Loisirs

Abdo, boulot, dodo

Les tablettes de chocolat, certains les aiment entre deux tranches de pain quand d'autres les préfèrent sous un T-shirt moulant. C'est à cette dernière catégorie que nous avons choisi de nous intéresser après une rencontre fortuite avec un spécialiste du développé-couché.

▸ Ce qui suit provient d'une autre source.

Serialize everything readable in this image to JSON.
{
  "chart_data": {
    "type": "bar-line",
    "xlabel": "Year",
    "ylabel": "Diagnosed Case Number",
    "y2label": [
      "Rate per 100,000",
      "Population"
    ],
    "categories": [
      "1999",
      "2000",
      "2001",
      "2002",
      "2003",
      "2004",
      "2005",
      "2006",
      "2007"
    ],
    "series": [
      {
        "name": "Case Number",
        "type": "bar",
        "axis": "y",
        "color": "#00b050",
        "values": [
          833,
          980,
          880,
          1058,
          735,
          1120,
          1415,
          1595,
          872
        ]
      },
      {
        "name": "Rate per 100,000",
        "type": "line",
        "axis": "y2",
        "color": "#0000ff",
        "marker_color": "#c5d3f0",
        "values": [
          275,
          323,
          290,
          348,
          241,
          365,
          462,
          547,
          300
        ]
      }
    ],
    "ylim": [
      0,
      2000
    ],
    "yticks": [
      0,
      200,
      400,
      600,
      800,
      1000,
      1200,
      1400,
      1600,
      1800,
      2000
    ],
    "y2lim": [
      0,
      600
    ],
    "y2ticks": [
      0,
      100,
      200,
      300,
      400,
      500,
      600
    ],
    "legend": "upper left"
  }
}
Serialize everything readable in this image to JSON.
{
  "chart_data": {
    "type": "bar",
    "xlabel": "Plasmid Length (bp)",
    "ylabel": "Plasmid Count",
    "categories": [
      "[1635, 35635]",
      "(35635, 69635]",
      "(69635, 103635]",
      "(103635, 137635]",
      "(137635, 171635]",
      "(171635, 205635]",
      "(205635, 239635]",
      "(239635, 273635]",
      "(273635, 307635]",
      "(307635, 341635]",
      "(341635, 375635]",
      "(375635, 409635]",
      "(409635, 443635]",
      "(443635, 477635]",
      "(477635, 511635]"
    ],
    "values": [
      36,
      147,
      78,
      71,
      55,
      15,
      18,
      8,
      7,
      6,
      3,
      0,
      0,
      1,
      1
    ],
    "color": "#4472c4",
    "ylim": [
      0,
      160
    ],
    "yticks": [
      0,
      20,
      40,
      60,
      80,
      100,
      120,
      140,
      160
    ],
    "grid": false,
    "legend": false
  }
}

Si l’arbre cache la forêt, le blouson de motard, lui, cache la forêt de muscles. Ne voyez pas dans cette phrase un énième proverbe chinois. Juste le fruit d’une rencontre, un soir, quelque part du côté de République. Il est tard et l’équipe d’Enlarge your Paris achève sa conf de rédac sur le trottoir. Un individu s’avance, aussitôt interpellé par une Enlargeuse. Certes, il a l’air beau gosse. Mais ce n’est pas la seule raison. Tous les deux se connaissent du temps où ils fréquentaient le Celsa, la référence des écoles de communication, qui plus est en banlieue.

La discussion s’engage quelques minutes puis il poursuit son chemin. Ce que les autres Enlargers présents apprendront ensuite à leur grand étonnement, c’est que ce camarade de classe à la silhouette de boy next door, et au blouson de motard donc, est un expert du développé-couché (en tout bien tout honneur).

De quoi titiller notre envie d’en savoir plus. D’autant que notre homme, dénommé Antoine à la ville comme à la salle de muscu, est natif de l’outre-périphérique, à Meudon, et soulève de la fonte à Vincennes.

Alors, comment devient-on adepte du culturisme ? Si la chose n’est pas génétique, le fait d’avoir un père colonel de gendarmerie et un frère passé par les pompiers de Paris vous forge une certaine discipline. Une qualité plus que nécessaire lorsqu’on déclare la guerre à la graisse.

« La musculation n’est pas perçue comme un sport »

« J’ai toujours fait beaucoup de sport, notamment du judo, et depuis deux ans, j’ai choisi de me concentrer sur la musculation, raconte celui qui, à 25 ans, est l’un des managers de la boutique Abercrombie sur les Champs après avoir officié comme journaliste à L’Equipe Sport & Style. Je m’entraîne en moyenne 4 heures par semaine et fais très attention à mon alimentation. L’hygiène de vie est primordiale, comme lorsque l’on court le marathon. La différence, c’est que les marathoniens sont bien mieux perçus par le public. La musculation, elle, n’est pas vue comme un sport, alors même qu’elle implique d’importants sacrifices. »

Le recours non dissimulé au dopage n’est pas pour rien dans cette image négative que se traînent ces artistes de la gonflette. « Pour la plupart des gens, le bodybuilding, ce sont des mecs qui prennent des poses en slip et cherchent à devenir le plus gros possible à coup de stéroïdes, en sacrifiant leur santé. Il faut savoir que dans la catégorie Model, celle dans laquelle j’évolue, on est jugé en compétition à la fois sur le physique, le charisme et l’habillement. C’est un peu comme du théâtre. On joue sur la séduction, l’humour. Il ne faut surtout pas être trop premier degré ».  

Le 11 octobre dernier, tous ces hectolitres de sueur versés ont payé. Antoine est monté sur le podium de Musclemania, la grand-messe du biceps à Paris. De quoi lui donner envie d’aller plus loin. Avec son compagnon de salle Nevin Barnett, ingénieur aéronautique et qui s’y connaît donc en fuselage, ils viennent de lancer une chaîne Youtube, The Shredded Bros.

« On a voulu parler de lifestyle, de nutrition et de bien-être à notre manière. La musculation est aussi un moyen d’optimiser ses compétences dans tous les domaines et d’améliorer son contrôle sur son environnement. Ce que je recherche au-delà de l’aspect strictement physique, c’est le renforcement mental et la maîtrise de soi ». Une chose est sûre : rien n’haltère une volonté comme celle-là.